We analyzed the prozone effect in two ways: (1) a comparison of ∆MFI values of reactive versus cross-reactive versus non-reactive alleles (Fig. 3); (2) An examination of the trend of MFI changes over four increasing concentrations of 2E3-IgG1 (Fig. 4). Collectively, these data show that the prozone effect is more likely to occur where alloantibody 2E3 binds strongly to specific alleles—as revealed by both structural analysis and MFI values. No prozone effect was observed for alleles bound weakly by 2E3.We also show that the prozone effect can occur where sample interference by complement is not a consideration (Fig. S3). At high concentrations, alloantibodies compete for binding to the limited number of antigens on the bead, a concept of bead saturation proposed by Tambur et al.19. It is also possible that partially folded or unfolded HLA present on the same bead as folded HLA29 may favor weak binding events by alloantibodies that are subsequently washed-off during the assay procedure. Moreover, at high concentrations, alloantibodies may bind to cross-reactive alleles, causing a dilution effect that reduces binding to antigen-coated beads for which they are more specific. These factors can all potentially create a prozone effect. A better understanding of structural relationships between HLA and Anti-HLA Ab will yield improved approaches to address this issue.

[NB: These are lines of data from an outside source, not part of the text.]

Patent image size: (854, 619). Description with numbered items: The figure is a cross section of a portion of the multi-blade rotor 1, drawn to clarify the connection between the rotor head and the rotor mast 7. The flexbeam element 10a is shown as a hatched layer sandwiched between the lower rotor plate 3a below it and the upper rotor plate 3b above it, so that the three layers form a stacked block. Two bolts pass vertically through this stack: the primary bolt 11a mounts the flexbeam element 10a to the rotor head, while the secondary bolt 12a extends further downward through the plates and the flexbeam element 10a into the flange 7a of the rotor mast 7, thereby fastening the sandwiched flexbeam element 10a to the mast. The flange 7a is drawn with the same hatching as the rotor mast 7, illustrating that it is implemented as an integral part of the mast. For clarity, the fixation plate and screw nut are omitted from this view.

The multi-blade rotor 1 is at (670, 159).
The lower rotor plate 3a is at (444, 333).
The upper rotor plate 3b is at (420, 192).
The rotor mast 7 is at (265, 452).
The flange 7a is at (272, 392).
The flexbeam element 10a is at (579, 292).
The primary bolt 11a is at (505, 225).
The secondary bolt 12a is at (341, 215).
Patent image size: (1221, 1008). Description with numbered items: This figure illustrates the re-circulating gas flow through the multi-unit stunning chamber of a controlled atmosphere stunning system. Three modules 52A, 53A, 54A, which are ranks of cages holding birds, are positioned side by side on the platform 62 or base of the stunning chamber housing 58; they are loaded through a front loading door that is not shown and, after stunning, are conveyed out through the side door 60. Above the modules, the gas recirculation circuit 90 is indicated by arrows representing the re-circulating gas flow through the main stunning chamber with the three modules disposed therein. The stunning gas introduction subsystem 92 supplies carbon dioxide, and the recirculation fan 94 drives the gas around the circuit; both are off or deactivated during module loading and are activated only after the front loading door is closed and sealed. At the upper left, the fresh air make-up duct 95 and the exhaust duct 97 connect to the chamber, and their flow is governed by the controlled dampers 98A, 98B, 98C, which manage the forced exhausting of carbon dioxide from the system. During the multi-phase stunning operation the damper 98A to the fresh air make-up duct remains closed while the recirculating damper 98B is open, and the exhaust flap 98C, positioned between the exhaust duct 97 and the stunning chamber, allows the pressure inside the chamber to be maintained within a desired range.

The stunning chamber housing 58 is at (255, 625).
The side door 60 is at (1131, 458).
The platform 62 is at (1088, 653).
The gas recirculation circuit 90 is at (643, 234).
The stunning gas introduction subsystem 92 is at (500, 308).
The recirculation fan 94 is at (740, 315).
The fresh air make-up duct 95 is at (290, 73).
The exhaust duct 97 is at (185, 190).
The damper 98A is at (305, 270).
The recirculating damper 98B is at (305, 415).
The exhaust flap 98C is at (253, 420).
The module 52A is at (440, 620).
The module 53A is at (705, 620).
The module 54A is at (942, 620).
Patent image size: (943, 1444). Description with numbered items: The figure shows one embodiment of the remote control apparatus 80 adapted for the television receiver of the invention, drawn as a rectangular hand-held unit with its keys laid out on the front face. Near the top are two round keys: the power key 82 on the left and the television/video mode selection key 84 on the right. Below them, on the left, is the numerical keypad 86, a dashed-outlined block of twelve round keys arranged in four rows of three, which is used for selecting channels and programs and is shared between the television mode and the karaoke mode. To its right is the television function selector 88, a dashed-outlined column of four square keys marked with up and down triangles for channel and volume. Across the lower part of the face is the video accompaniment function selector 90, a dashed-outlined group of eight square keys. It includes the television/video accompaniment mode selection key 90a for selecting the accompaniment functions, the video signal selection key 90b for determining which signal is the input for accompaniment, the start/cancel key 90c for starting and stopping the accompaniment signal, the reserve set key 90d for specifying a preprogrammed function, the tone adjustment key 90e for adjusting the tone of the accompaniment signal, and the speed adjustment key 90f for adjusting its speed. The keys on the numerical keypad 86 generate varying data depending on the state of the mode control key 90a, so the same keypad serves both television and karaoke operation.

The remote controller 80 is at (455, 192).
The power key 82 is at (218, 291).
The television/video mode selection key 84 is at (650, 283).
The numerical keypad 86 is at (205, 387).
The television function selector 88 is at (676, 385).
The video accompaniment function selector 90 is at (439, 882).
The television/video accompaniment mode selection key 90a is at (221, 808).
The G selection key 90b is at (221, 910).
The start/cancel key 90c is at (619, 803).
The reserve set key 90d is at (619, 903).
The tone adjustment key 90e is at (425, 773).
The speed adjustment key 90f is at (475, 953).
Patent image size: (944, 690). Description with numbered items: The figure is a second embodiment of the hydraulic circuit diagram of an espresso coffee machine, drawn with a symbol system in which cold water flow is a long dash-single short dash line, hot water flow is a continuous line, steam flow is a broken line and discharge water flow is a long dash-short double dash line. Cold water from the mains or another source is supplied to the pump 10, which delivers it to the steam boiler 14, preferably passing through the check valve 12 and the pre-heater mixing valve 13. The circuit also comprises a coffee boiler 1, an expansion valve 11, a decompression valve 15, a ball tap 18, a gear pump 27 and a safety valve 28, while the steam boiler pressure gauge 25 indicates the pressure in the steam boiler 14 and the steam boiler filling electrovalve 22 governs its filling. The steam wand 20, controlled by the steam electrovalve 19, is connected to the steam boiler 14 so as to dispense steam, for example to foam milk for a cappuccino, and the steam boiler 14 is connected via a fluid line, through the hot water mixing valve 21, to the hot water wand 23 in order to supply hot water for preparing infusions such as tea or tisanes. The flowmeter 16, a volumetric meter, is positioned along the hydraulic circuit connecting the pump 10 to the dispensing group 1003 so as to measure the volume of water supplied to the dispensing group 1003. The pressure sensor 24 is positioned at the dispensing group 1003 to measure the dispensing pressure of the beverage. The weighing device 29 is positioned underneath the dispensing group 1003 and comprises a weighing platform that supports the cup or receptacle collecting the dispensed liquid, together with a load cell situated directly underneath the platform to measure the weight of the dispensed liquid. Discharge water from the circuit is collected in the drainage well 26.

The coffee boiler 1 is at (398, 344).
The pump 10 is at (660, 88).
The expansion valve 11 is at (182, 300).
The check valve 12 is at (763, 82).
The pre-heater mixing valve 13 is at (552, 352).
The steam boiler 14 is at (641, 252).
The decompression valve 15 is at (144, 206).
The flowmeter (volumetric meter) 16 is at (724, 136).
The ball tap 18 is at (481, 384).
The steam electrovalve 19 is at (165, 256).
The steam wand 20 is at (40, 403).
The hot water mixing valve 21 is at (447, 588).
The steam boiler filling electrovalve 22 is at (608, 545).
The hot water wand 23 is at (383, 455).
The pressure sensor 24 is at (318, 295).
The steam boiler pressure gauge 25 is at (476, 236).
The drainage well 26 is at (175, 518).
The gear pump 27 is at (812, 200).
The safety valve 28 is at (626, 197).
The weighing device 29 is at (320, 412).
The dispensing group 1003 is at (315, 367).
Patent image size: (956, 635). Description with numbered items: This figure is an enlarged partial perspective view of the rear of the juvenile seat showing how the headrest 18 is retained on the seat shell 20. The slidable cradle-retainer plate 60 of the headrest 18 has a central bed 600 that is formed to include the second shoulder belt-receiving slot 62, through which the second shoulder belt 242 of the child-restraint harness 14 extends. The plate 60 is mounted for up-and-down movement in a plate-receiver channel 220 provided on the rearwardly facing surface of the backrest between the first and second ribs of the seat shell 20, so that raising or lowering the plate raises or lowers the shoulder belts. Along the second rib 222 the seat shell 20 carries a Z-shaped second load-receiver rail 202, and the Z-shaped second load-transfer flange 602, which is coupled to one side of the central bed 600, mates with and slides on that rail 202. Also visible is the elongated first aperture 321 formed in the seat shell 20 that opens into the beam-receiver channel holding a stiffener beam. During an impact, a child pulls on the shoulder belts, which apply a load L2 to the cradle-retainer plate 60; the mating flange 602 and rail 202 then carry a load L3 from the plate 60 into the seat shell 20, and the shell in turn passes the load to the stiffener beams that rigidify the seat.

The prozone effect was particularly prominent among the majority of 2E3 reactive alleles when testing with IgG1 and IgG3 (Fig. 3), the two IgG subclasses capable of initiating downstream pathways such as complement-dependent cytotoxicity. In the clinical setting, this would translate to low MFI values being recorded at high antibody concentrations, with MFI values increasing upon titration of patient sera. Our data reinforces the current recommendation for testing titrated patient sera in the clinical context. Since the prozone effect was not observed for cross-reactive alleles, any drastic changes in MFI values or altered allele reactivity pattern on the SAB assay occurring with titration (i.e. high MFI alleles display low MFI and low MFI alleles display high MFI with titration) may serve as a warning of potential prozone effect.

In summary, whilst alloantibody-mediated graft injury is the leading cause of graft failure in organ transplantation, the current gold standard for alloantibody assessment with the SAB assay has limitations as a predictive biomarker for subsequent graft injury. While detailed analyses of the specificities of alloantibody obtained from sensitized patients, together with in silico modeling of antibody-epitope/eplet interactions has significantly advanced the field, progress in the clinical management of Anti-HLA Ab-mediated graft injury has been slow. The current state of the art does not allow us to predict with precision which HLA or epitope/eplet mismatches engender an alloimmune response or identify those DSAs that are potentially pathogenic or distinguish patients with DSA who will benefit from therapy.

The strategy described here details significant advances in this area on several fronts. Our structural approach can translate into a better elucidation of HLA antigens and their potential to incite an alloantibody response. Our demonstration of 2E3 binding to a 90D defined eplet on A*11:01 is corroborative of that predicted by Duquesnoy39, suggesting that this form of analysis could complement in silico modeling approaches such as HLAMatchmaker and Electrostatic Mismatch Score system as suggested by Mallon40. The use of defined human IgG subclasses offers opportunities for calibration of the standard and subclass-specific SAB assay across laboratories. Thus, a detailed structural definition of the paratope-epitope relationship between a human alloantibody and its target HLA can translate into a precise and systematic approach to defining immune reactivity in organ transplantation and guide organ allocation practices. Such an approach is envisioned to improve the prediction of pathogenicity of Anti-HLA Ab and permit a guided approach to their treatment so as to reduce allograft failure.